Greg Kihn´s voice sounds familar but i cant place him, his version is nice too.
i also love the red hot chili pepper cover (which sounds so much like a period piece. its probaly due to nostalgia that i love it so much)
the watchman cover that has a teenage feel but in the garage band direction
another version i love: Dave Van Ronk´s also garage but more washboard
outlaw blues
the morning benders is good
but i also like the great society´s
Taj Mahal & The Phantom Blues Band – Bob Dylan’s 115th Dream
is a great fun!
Mr Tamborine Man
i kinda like kumisolos version (or the little bit one can hear on youtube)
I also love Melanie Safka´s version. her voice is sweet in the non perfecion way.

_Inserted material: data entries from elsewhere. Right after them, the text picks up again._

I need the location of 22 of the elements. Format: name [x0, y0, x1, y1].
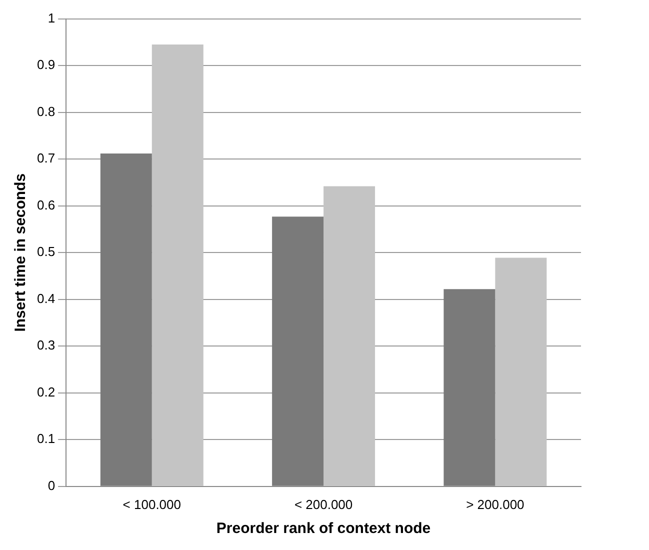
y-tick-label: 0.2	[36, 384, 56, 400]
y-tick-label: 0.6	[36, 197, 56, 212]
x-tick-label: > 200.000	[466, 496, 524, 512]
y-tick-label: 0.1	[36, 431, 56, 446]
y-tick-label: 0	[48, 478, 56, 493]
bar	[152, 44, 204, 486]
bar	[324, 186, 376, 486]
bar	[100, 153, 152, 486]
x-axis-title: Preorder rank of context node	[216, 520, 431, 538]
bar	[495, 258, 547, 486]
x-tick-label: < 200.000	[294, 496, 353, 512]
y-tick-label: 0.5	[36, 244, 56, 260]
y-tick-label: 0.7	[36, 150, 56, 166]
y-tick-label: 0.3	[36, 338, 56, 353]
y-tick-label: 1	[48, 10, 56, 26]
y-axis-title: Insert time in seconds	[12, 173, 30, 332]
y-tick-label: 0.9	[36, 57, 56, 72]
bar	[444, 289, 496, 486]
x-tick-label: < 100.000	[122, 496, 181, 512]
y-tick-label: 0.8	[36, 104, 56, 119]
y-tick-label: 0.4	[36, 290, 56, 306]
bar	[272, 216, 324, 486]
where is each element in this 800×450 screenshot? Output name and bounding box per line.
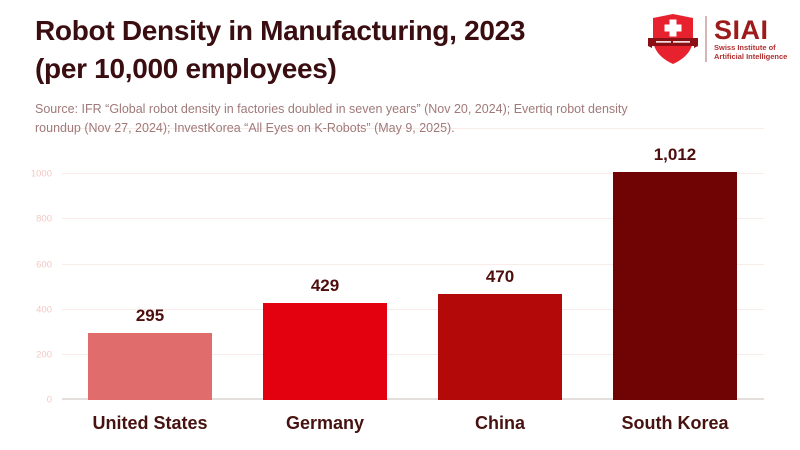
gridline-1000 [62, 173, 764, 175]
page-title: Robot Density in Manufacturing, 2023 (per… [35, 12, 525, 88]
bar-germany [263, 303, 387, 400]
gridline-600 [62, 263, 764, 265]
bar-value-south-korea: 1,012 [653, 144, 697, 164]
ytick-800: 800 [36, 213, 52, 225]
ytick-1000: 1000 [30, 168, 52, 180]
category-label-germany: Germany [285, 413, 365, 433]
gridline-0 [62, 398, 764, 400]
bar-china [438, 293, 562, 400]
gridline-800 [62, 218, 764, 220]
siai-logo: SIAI Swiss Institute of Artificial Intell… [648, 13, 787, 65]
gridline-200 [62, 353, 764, 355]
ytick-0: 0 [46, 394, 52, 406]
ytick-400: 400 [36, 304, 52, 316]
logo-text: SIAI Swiss Institute of Artificial Intell… [714, 15, 787, 62]
logo-subtitle-line-1: Swiss Institute of [714, 43, 776, 52]
logo-subtitle-line-2: Artificial Intelligence [714, 52, 788, 61]
bar-value-united-states: 295 [135, 306, 165, 326]
source-note: Source: IFR “Global robot density in fac… [35, 102, 628, 135]
gridline-400 [62, 308, 764, 310]
bar-value-germany: 429 [310, 276, 340, 296]
gridline-1200 [62, 128, 764, 129]
ytick-600: 600 [36, 259, 52, 270]
category-label-united-states: United States [92, 413, 208, 433]
bar-south-korea [613, 171, 737, 400]
category-label-south-korea: South Korea [621, 413, 729, 433]
logo-acronym: SIAI [714, 15, 769, 45]
bar-value-china: 470 [485, 266, 515, 286]
ytick-200: 200 [36, 349, 52, 361]
title-line-2: (per 10,000 employees) [35, 53, 337, 84]
category-label-china: China [474, 413, 525, 433]
bar-united-states [88, 333, 212, 400]
plot-area: 0 200 400 600 800 1000 295 United States 429 Germ… [31, 128, 764, 433]
logo-subtitle: Swiss Institute of Artificial Intelligenc… [714, 43, 787, 61]
siai-shield-icon [648, 14, 698, 64]
logo-divider [705, 16, 707, 62]
title-line-1: Robot Density in Manufacturing, 2023 [35, 15, 526, 46]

It’s Alright Ma, I’m Only Bleedin
The Duhks – begins so clichee stripped down, but hey it works for me. (my music taste has never been suprising or haute coture)
also love: DEINE LAKAIEN´s cover probaly just because of the german sounding pronaucination. and the echoing “dark”-sound.feels like village disco in big industry warehouse (“Großraumdisko”)
It’s All Over Now, Baby Blue
Matthew Sweet & Susanna Hoffs´s version is to distracting/confusing for me. i could not listen to it in full lenght.
but it really liked the fast paced bad religion version
as always thanks for the work/article.